The reason I bring this up is because Godmother (http://www.alternative-blog.net/2014/02/games-without-frontiers.html) and WoW Insider (http://wow.joystiq.com/2014/02/22/warlords-of-draenor-proving-grounds-will-be-required-for-heroic/)  both discussed the gate-keepers for heroic play in WoD. I just can’t help but feel this is standardized testing, and I have some mighty mixed feelings. I do not mind that countries have educational standards: I don’t know about you, but I want to go to a doctor who knows her stuff, or an auto mechanic who knows hers, too, and fixes what needs fixing. But change for change’s sake is dangerous. I love the concept and play of the providing grounds, but for ME, and like a standardized test it still requires me to go watch videos and study outside of “school hours.” Nerfs and changes to classes happen constantly, so once we begin to get comfortable with spells and movements, something changes, and somehow we are thought to be ‘bad players’ if we didn’t adapt yesterday. As far as this gatekeeping and ‘you’re picked last for the team’ concept: I kind of, sort of, don’t mind, but, kind of, sort of do. The thing that stood out for me was if a player is in a guilded group, or already runs with a steady group of friends. Well thank the gods for the OLRG, but aside from that: SHEEE-IT. The drama and issues of most guilds takes up reams of bandwidth. Everyone knows those issues, and are better documented than an NSA agent stalking an old girlfriend. Thank you, no. I realize Blizzard is trying to cater to what they perceive as a wide variety of players: the elite and the non-elite. I always maintain that this binary thinking leads to standardized mediocrity and acrimony: try to make everyone happy, sometimes no one is.

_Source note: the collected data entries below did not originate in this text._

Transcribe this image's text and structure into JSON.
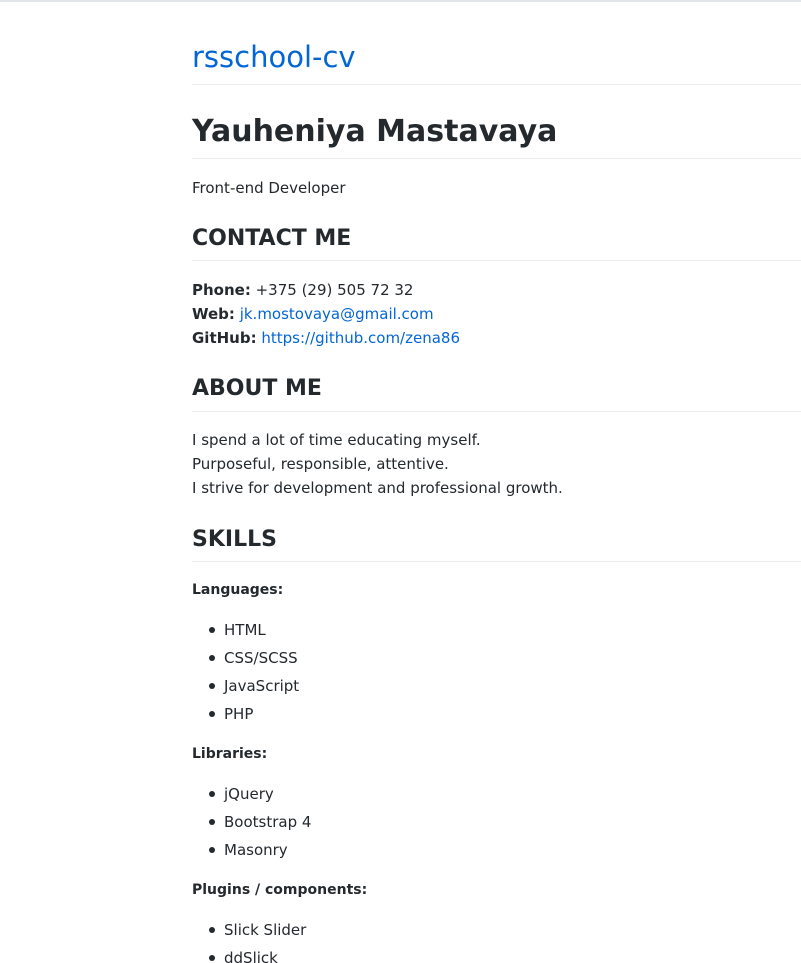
{
  "header": {
    "site_title": "rsschool-cv"
  },
  "profile": {
    "name": "Yauheniya Mastavaya",
    "role": "Front-end Developer"
  },
  "contact": {
    "heading": "CONTACT ME",
    "phone_label": "Phone:",
    "phone_value": "+375 (29) 505 72 32",
    "web_label": "Web:",
    "web_value": "jk.mostovaya@gmail.com",
    "github_label": "GitHub:",
    "github_value": "https://github.com/zena86"
  },
  "about": {
    "heading": "ABOUT ME",
    "lines": [
      "I spend a lot of time educating myself.",
      "Purposeful, responsible, attentive.",
      "I strive for development and professional growth."
    ]
  },
  "skills": {
    "heading": "SKILLS",
    "groups": [
      {
        "label": "Languages:",
        "items": [
          "HTML",
          "CSS/SCSS",
          "JavaScript",
          "PHP"
        ]
      },
      {
        "label": "Libraries:",
        "items": [
          "jQuery",
          "Bootstrap 4",
          "Masonry"
        ]
      },
      {
        "label": "Plugins / components:",
        "items": [
          "Slick Slider",
          "ddSlick"
        ]
      }
    ]
  },
  "colors": {
    "link": "#0366d6",
    "text": "#24292e",
    "rule": "#eaecef"
  }
}
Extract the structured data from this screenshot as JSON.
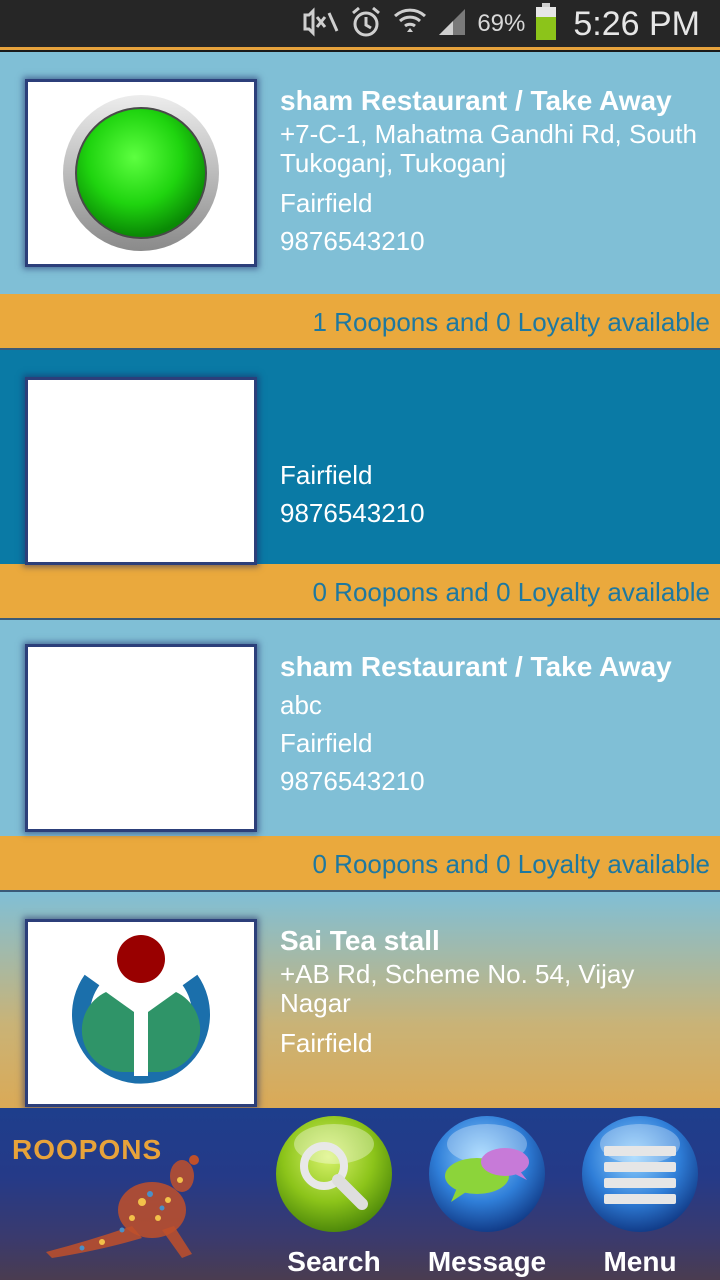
{
  "status_bar": {
    "battery_percent": "69%",
    "time": "5:26 PM",
    "icons": [
      "mute-icon",
      "alarm-icon",
      "wifi-icon",
      "signal-icon",
      "battery-icon"
    ]
  },
  "listings": [
    {
      "name": "sham Restaurant / Take Away",
      "address": "+7-C-1, Mahatma Gandhi Rd, South Tukoganj, Tukoganj",
      "city": "Fairfield",
      "phone": "9876543210",
      "offers": "1 Roopons and 0 Loyalty available",
      "image": "green-button-icon"
    },
    {
      "name": "",
      "address": "",
      "city": "Fairfield",
      "phone": "9876543210",
      "offers": "0 Roopons and 0 Loyalty available",
      "image": "blank"
    },
    {
      "name": "sham Restaurant / Take Away",
      "address": "abc",
      "city": "Fairfield",
      "phone": "9876543210",
      "offers": "0 Roopons and 0 Loyalty available",
      "image": "blank"
    },
    {
      "name": "Sai Tea stall",
      "address": "+AB Rd, Scheme No. 54, Vijay Nagar",
      "city": "Fairfield",
      "image": "wikimedia-logo"
    }
  ],
  "bottom_nav": {
    "logo_text": "ROOPONS",
    "search_label": "Search",
    "message_label": "Message",
    "menu_label": "Menu"
  },
  "colors": {
    "light_card": "#80bfd6",
    "dark_card": "#0a7aa5",
    "offer_bar": "#eaa93d",
    "offer_text": "#1e78a0"
  }
}
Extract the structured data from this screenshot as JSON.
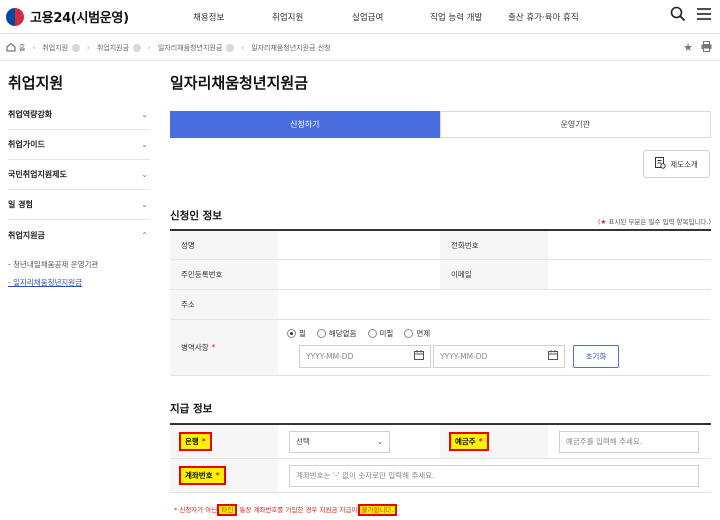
{
  "header": {
    "logo": "고용24(시범운영)",
    "nav": [
      "채용정보",
      "취업지원",
      "실업급여",
      "직업 능력 개발",
      "출산 휴가·육아 휴직"
    ],
    "icons": [
      "search-icon",
      "menu-icon"
    ]
  },
  "breadcrumb": {
    "items": [
      "홈",
      "취업지원",
      "취업지원금",
      "일자리채움청년지원금",
      "일자리채움청년지원금 신청"
    ],
    "icons": [
      "home-icon",
      "star-icon",
      "print-icon"
    ]
  },
  "sidebar": {
    "title": "취업지원",
    "items": [
      {
        "label": "취업역량강화",
        "chev": "⌄"
      },
      {
        "label": "취업가이드",
        "chev": "⌄"
      },
      {
        "label": "국민취업지원제도",
        "chev": "⌄"
      },
      {
        "label": "일 경험",
        "chev": "⌄"
      },
      {
        "label": "취업지원금",
        "chev": "⌃"
      }
    ],
    "sub": [
      "- 청년내일채움공제 운영기관",
      "- 일자리채움청년지원금"
    ]
  },
  "main": {
    "title": "일자리채움청년지원금",
    "tabs": [
      "신청하기",
      "운영기관"
    ],
    "intro_button": "제도소개"
  },
  "applicant": {
    "title": "신청인 정보",
    "required_note_star": "(★",
    "required_note": "표시된 부분은 필수 입력 항목입니다.)",
    "name_label": "성명",
    "phone_label": "전화번호",
    "rrn_label": "주민등록번호",
    "email_label": "이메일",
    "address_label": "주소",
    "military_label": "병역사항",
    "military_options": [
      "필",
      "해당없음",
      "미필",
      "면제"
    ],
    "date_placeholder": "YYYY-MM-DD",
    "reset_button": "초기화"
  },
  "payment": {
    "title": "지급 정보",
    "bank_label": "은행",
    "bank_select": "선택",
    "holder_label": "예금주",
    "holder_placeholder": "예금주를 입력해 주세요.",
    "account_label": "계좌번호",
    "account_placeholder": "계좌번호는 '-' 없이 숫자로만 입력해 주세요.",
    "note_a": "* 신청자가 아닌",
    "note_b": "타인",
    "note_c": ", 통장 계좌번호를 기입한 경우 지원금 지급이",
    "note_d": "불가합니다."
  },
  "colors": {
    "accent": "#4a6ee0",
    "required": "#e0201c",
    "highlight": "#fff200"
  }
}
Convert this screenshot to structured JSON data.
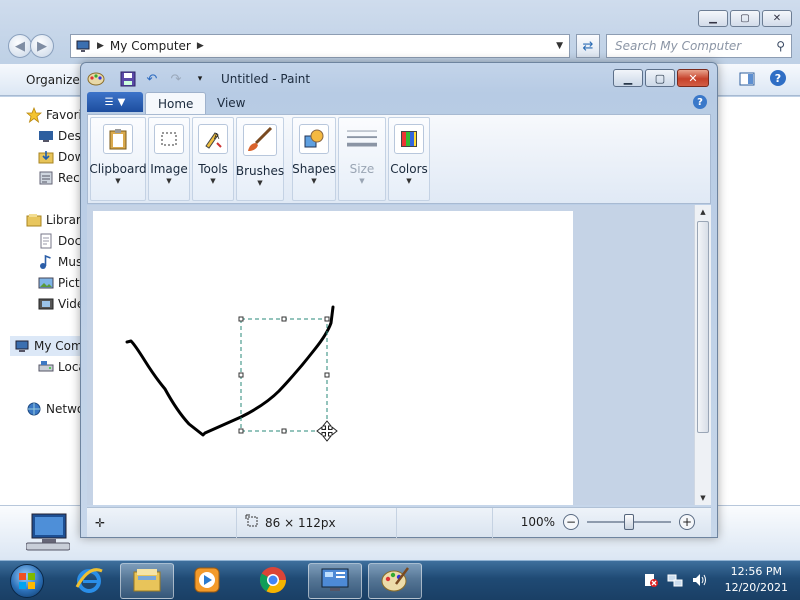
{
  "explorer": {
    "address_label": "My Computer",
    "search_placeholder": "Search My Computer",
    "toolbar_organize": "Organize",
    "nav": {
      "favorites": "Favorites",
      "desktop": "Desktop",
      "downloads": "Downloads",
      "recent": "Recent Places",
      "libraries": "Libraries",
      "documents": "Documents",
      "music": "Music",
      "pictures": "Pictures",
      "videos": "Videos",
      "computer": "My Computer",
      "local_disk": "Local Disk (C:)",
      "network": "Network"
    }
  },
  "paint": {
    "title": "Untitled - Paint",
    "tabs": {
      "home": "Home",
      "view": "View"
    },
    "groups": {
      "clipboard": "Clipboard",
      "image": "Image",
      "tools": "Tools",
      "brushes": "Brushes",
      "shapes": "Shapes",
      "size": "Size",
      "colors": "Colors"
    },
    "status": {
      "selection_size": "86 × 112px",
      "zoom": "100%",
      "zoom_level": 0.5
    }
  },
  "taskbar": {
    "time": "12:56 PM",
    "date": "12/20/2021"
  }
}
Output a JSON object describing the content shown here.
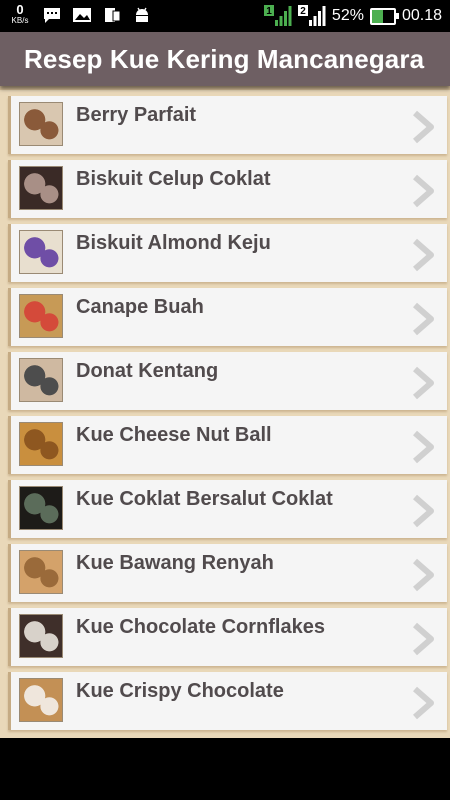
{
  "status_bar": {
    "net_speed": "0",
    "net_unit": "KB/s",
    "sim1": "1",
    "sim2": "2",
    "battery_percent": "52%",
    "battery_level": 0.52,
    "time": "00.18"
  },
  "app_bar": {
    "title": "Resep Kue Kering Mancanegara"
  },
  "recipes": [
    {
      "label": "Berry Parfait",
      "thumb_colors": [
        "#d9c7b0",
        "#8a5a3a"
      ]
    },
    {
      "label": "Biskuit Celup Coklat",
      "thumb_colors": [
        "#3a2a26",
        "#a88f86"
      ]
    },
    {
      "label": "Biskuit Almond Keju",
      "thumb_colors": [
        "#e8dfcf",
        "#6f4ea6"
      ]
    },
    {
      "label": "Canape Buah",
      "thumb_colors": [
        "#c79a56",
        "#d44a3a"
      ]
    },
    {
      "label": "Donat Kentang",
      "thumb_colors": [
        "#cfb9a1",
        "#4d4d4d"
      ]
    },
    {
      "label": "Kue Cheese Nut Ball",
      "thumb_colors": [
        "#c98f3e",
        "#8e5720"
      ]
    },
    {
      "label": "Kue Coklat Bersalut Coklat",
      "thumb_colors": [
        "#1d1b18",
        "#5b6c5a"
      ]
    },
    {
      "label": "Kue Bawang Renyah",
      "thumb_colors": [
        "#d4a26a",
        "#9a6a3a"
      ]
    },
    {
      "label": "Kue Chocolate Cornflakes",
      "thumb_colors": [
        "#3f2f2a",
        "#d8d2ca"
      ]
    },
    {
      "label": "Kue Crispy Chocolate",
      "thumb_colors": [
        "#c39055",
        "#efe6dc"
      ]
    }
  ],
  "colors": {
    "app_bar": "#6e5f63",
    "list_bg": "#e9d8b9",
    "row_bg": "#f5f5f5",
    "row_text": "#514b4d",
    "chevron": "#d0d0d0"
  }
}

But I am going to do my best not to become overwhelmed and anxious about a game, a game I love, because if I do, I know the outcome. I will begin to hate my virtual life in Azeroth, and that is not cool. I will keep this image from Tales from a Middle-Aged Gamer nearby, and keep it as my creed:

The only thing I will remember, and do keep in my heart, always and true: my friends in Azeroth, and their places in my heart. There’s my gold.